C.              Les faits retenus sont les suivants :

 

1.              D.________ est né en 1973. Il a repris de son père l’exploitation de l’entreprise [...] SA, entreprise de maçonnerie. La faillite de cette société a été prononcée le [...]. Le prévenu exerce désormais la profession de chauffeur de taxi indépendant. Il réalise un revenu mensuel moyen net de 5'500 francs. Divorcé et remarié, il est père de trois enfants.

 

              Son casier judiciaire mentionne une condamnation, le 15 avril 2008, par le Juge d’instruction de l’Est vaudois, à vingt jours-amende de 60 fr., avec sursis pendant deux ans, pour actes d’ordre sexuel avec un(e) enfant.

 

2.              Après avoir travaillé quelque temps au noir comme manutentionnaire au service de l’entreprise [...] SA, au [...], P.________ a été engagé, dès le 1er juillet 2011, par D.________, par contrat de travail de durée indéterminée signé le 15 juin 2011. P.________ était l'unique employé de cette entreprise. Le contrat prévoyait un salaire horaire brut de 34 francs. Il a été établi en un seul exemplaire, qui a été donné à P.________, sans qu’D.________ en garde une copie pour lui-même.

 

              Après la signature du contrat, D.________ a eu des doutes quant au salaire normalement dû à un manœuvre non qualifié et a, hors la présence de son employé, appelé la [...] ([...]) pour se renseigner sur ce point. Celle-ci lui a répondu que le salaire usuel était de 26 francs.

 

              En août 2011, D.________ a annoncé à la [...] un salaire horaire de 28 fr. 50. Le salaire versé pour les mois de juillet à octobre 2011 l’a été sur la base de ce montant, ce dont P.________ s'est aperçu à réception de son premier bulletin de salaire en septembre 2011.

 

              A une date indéterminée, mais postérieure à la signature du contrat, D.________ a fait signer à P.________ un nouveau contrat de travail – également daté du 15 juin 2011 – prévoyant un salaire brut de 28 fr. 50 de l'heure.

 

              Du 27 octobre 2011 au 8 janvier 2012, P.________ a été en incapacité de travail et a perçu des indemnités journalières sur la base du salaire horaire de 28 fr. 50, montant que son employeur avait communiqué à son assurance perte de gain.

 

              [...] SA ayant été déclarée en faillite le [...], le contrat de travail de P.________ a été résilié par lettre de l'Office des faillites de l'arrondissement de l'Est vaudois du 3 janvier 2012

 

              P.________ a déposé plainte le 19 juillet 2012.

 

 

              En droit :

 

 

1.              Selon l’art. 399 al. 1 CPP, l’appel doit être annoncé dans les dix jours qui suivent la communication du jugement, soit la remise ou la notification du dispositif écrit.
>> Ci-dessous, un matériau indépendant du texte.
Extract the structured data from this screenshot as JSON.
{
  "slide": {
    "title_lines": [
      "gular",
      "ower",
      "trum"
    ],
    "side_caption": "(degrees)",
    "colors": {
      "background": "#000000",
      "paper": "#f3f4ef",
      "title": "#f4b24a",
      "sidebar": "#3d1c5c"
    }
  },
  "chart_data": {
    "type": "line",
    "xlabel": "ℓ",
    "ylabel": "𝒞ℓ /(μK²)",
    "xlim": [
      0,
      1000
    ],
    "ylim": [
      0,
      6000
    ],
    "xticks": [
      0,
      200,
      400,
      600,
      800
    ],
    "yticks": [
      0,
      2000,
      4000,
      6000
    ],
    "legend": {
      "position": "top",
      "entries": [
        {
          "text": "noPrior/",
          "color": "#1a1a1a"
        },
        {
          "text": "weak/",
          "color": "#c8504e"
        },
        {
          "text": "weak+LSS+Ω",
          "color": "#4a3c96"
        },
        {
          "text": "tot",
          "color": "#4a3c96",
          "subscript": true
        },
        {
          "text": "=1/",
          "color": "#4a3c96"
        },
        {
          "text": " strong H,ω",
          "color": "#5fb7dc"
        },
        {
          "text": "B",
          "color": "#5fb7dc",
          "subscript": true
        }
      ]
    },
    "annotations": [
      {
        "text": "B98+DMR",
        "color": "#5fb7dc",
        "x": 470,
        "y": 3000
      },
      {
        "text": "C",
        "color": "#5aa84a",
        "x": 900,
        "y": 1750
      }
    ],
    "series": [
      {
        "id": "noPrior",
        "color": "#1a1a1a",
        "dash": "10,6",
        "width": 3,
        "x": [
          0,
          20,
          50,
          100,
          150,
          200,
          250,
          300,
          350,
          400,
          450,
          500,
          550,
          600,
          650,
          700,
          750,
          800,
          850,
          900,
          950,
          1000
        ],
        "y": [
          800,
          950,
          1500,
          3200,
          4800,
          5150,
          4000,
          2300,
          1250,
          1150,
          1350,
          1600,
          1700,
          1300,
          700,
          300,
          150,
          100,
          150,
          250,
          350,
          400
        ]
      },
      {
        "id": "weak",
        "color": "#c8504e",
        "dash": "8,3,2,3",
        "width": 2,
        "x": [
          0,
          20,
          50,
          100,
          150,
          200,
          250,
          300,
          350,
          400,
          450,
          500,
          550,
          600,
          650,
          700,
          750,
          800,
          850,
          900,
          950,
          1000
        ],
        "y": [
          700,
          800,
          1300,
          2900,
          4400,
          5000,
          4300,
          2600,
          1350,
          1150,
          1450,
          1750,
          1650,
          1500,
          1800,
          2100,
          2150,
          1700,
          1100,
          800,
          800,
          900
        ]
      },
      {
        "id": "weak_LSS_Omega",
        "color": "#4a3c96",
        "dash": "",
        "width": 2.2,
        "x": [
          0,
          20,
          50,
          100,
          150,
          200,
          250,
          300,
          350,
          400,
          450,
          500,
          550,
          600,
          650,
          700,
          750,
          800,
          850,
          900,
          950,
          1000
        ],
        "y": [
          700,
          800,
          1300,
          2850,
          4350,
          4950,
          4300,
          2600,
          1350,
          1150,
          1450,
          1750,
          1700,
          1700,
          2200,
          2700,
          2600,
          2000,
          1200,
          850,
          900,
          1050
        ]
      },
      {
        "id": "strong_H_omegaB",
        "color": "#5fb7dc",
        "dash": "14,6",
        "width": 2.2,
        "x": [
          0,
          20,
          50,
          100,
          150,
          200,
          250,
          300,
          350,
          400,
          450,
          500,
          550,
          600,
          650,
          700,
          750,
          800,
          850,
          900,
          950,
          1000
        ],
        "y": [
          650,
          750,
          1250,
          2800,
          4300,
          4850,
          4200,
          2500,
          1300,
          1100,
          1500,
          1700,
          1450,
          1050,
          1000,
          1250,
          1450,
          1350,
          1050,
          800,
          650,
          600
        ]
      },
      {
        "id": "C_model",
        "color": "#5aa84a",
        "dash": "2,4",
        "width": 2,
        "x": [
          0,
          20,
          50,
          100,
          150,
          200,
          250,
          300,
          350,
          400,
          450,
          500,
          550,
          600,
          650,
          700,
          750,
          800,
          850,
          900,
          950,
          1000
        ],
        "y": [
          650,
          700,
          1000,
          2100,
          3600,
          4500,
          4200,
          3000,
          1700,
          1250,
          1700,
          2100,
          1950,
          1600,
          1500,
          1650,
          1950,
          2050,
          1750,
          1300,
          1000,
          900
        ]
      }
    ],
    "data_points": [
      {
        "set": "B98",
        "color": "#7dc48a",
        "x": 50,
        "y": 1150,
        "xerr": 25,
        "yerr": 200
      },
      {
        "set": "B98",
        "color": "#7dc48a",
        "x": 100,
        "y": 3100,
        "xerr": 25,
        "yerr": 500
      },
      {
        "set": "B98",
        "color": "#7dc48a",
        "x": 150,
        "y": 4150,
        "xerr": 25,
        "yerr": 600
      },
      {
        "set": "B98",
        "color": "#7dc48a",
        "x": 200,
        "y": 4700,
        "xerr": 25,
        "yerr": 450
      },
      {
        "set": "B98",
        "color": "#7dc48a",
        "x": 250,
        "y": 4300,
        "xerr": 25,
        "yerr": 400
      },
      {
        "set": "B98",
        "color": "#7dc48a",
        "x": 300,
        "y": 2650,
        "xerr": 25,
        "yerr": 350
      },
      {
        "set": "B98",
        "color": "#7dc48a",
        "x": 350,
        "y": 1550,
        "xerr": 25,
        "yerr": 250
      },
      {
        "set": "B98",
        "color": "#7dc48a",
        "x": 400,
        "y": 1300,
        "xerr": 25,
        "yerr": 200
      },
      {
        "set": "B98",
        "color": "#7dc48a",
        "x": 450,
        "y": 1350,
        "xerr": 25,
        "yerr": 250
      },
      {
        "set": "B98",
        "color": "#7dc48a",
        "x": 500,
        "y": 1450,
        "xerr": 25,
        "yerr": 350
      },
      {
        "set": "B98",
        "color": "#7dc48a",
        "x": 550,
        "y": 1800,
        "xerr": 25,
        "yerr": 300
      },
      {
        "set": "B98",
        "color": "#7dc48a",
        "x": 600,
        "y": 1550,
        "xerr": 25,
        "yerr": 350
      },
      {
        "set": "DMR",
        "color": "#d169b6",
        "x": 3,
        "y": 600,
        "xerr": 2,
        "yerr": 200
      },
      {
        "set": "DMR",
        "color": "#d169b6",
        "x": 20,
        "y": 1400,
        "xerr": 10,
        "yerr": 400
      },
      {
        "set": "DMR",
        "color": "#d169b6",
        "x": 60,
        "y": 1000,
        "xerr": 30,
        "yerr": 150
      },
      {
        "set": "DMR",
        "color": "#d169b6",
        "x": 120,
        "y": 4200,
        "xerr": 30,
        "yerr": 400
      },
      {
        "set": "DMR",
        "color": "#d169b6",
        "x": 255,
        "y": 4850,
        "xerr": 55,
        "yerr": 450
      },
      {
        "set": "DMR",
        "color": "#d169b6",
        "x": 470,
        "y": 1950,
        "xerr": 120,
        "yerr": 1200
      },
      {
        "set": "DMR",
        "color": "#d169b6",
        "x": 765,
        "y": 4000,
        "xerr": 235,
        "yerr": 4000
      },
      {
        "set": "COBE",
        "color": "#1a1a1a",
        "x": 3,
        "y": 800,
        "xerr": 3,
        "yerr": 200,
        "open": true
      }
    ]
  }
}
La déclaration d’appel doit, quant à elle, être déposée dans les vingt jours à compter de la notification du jugement motivé (art. 399 al. 3 CPP).

 

              En l’occurrence, interjeté dans les forme et délai légaux contre un jugement d’un tribunal de première instance ayant clos la procédure (art. 398 al. 1 CPP), l'appel est recevable.

 

 

2.              Aux termes de l’art. 398 CPP, la juridiction d’appel jouit d’un plein pouvoir d’examen sur tous les points attaqués du jugement (al. 2). L’appel peut être formé pour violation du droit, y compris l’excès et l’abus du pouvoir d’appréciation, le déni de justice et le retard injustifié, pour constatation incomplète ou erronée des faits et pour inopportunité (al. 3).

 

              L'appel doit permettre un nouvel examen au fond par la juridiction d'appel. Celle-ci ne doit pas se borner à rechercher les erreurs du juge précédent et à critiquer le jugement de ce dernier; elle doit tenir ses propres débats et prendre sa décision sous sa responsabilité et selon sa libre conviction, qui doit reposer sur le dossier et sa propre administration des preuves. L'appel tend à la répétition de l'examen des faits et au prononcé d'un nouveau jugement (Luzius Eugster, in: Basler Kommentar, Schweizerische Strafprozessordnung, 2011, n. 1 ad art. 398). L'immédiateté des preuves ne s'impose toutefois pas en instance d'appel. Selon l'art. 389 al. 1 CPP, la procédure d'appel se fonde sur les preuves administrées pendant la procédure préliminaire et la procédure de première instance. La juridiction d'appel administre, d'office ou à la demande d'une partie, les preuves complémentaires nécessaires au traitement du recours (art. 389 al. 3 CPP; TF 6B_78/2012 du 27 août 2012 c. 3.1).

 

 

3.              Invoquant une violation de la présomption d’innocence, l’appelant conteste sa condamnation pour faux dans les titres. Il fait en particulier grief au premier juge d'avoir suivi le plaignant dans ses explications en retenant que "le prévenu a fait signer à P.________, en novembre 2011, la dernière page d'un prétendu nouvel exemplaire du contrat de travail sans lui avoir indiqué qu'il avait modifié le salaire horaire à 28 fr. 50" (jugt, p. 17).

 

3.1              Selon l'art. 10 CPP, toute personne est présumée innocente tant qu'elle n'est pas condamnée par un jugement entré en force (al. 1). Le tribunal apprécie librement les preuves recueillies selon l'intime conviction qu'il retire de l'ensemble de la procédure (al. 2). Lorsque subsistent des doutes insurmontables quant aux éléments factuels justifiant une condamnation, le tribunal se fonde sur l'état de fait le plus favorable au prévenu (al. 3).

 

              La présomption d'innocence, garantie par les art. 14 par. 2 Pacte ONU II (Pacte international relatif aux droits civils et politiques du 16 décembre 1966, RS 0.103.2), 6 par. 2 CEDH (Convention de sauvegarde des droits de l'homme et des libertés fondamentales du 4 novembre 1950, RS 0.101) et 32 al. 1 Cst. (Constitution fédérale de la Confédération suisse du 18 avril 1999, RS 101), ainsi que son corollaire, le principe in dubio pro reo, concernent tant le fardeau de la preuve que l'appréciation des preuves.

 

              En tant que règle relative au fardeau de la preuve, la présomption d'innocence signifie que toute personne prévenue d'une infraction pénale doit être présumée innocente jusqu'à ce que sa culpabilité soit légalement établie et, partant, qu'il appartient à l'accusation de prouver la culpabilité de celle-là (ATF 127 I 38 c. 2a; TF 6B_831/2009 du 25 mars 2010 c. 2.2.1).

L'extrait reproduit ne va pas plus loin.